The nature of a tech market

Having covered the medical device market since 2006, here is my take.

First, DaVinci robots are a miracle. They increase a surgeon’s productivity, and they reduce mistakes when compared with doing operations by hand. Over time, they increase a surgery center’s profitability and reduce its liability.

But this is a technology market. Just because you’ve got something that’s cool doesn’t mean you’ll always be able to sell it at whatever price you set. Eventually the market moves through its demand curve, which means prices and margins must go down. As Jim Cramer noted last month, the price of Intuitive shares were overextended, on a technical basis.

Also, just because Intuitive Surgical has lots of patent protection on how DaVinci works, this doesn’t mean no one else can make a robotic surgeon. As Keith Speights wrote on July 2, there is now competition in this market.

The competition is minor

Fortunately for Intuitive, and its shareholders while there are other companies in this market, they’re generally small, specialized, and far more troubled than Intuitive is.

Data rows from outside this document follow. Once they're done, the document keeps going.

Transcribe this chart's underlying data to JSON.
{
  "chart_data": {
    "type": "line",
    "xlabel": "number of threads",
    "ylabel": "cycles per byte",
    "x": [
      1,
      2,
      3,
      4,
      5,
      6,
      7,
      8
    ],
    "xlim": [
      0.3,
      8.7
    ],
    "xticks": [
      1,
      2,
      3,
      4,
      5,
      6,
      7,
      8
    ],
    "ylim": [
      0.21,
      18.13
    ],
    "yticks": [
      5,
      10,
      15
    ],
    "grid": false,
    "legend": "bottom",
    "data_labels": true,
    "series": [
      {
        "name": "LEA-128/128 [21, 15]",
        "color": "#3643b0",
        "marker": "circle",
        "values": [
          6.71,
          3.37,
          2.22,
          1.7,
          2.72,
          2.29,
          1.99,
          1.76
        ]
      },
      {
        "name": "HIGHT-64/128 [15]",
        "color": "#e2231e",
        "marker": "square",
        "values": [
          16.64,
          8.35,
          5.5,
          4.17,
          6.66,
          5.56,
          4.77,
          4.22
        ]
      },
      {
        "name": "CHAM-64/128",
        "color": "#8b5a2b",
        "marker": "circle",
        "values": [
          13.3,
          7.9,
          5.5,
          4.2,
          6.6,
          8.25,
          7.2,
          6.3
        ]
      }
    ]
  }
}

MAKO Surgical Corp. (NASDAQ:MAKO) has a robot that focuses on orthopedic procedures, which was used over 10,000 times last year. The company is not yet profitable, although sales are up 20% year-over-year, but it’s debt-free, it had a great fourth quarter of 2012, which generated cash, and its RIO system could, over time, become directly competitive with Intuitive in other areas of surgery.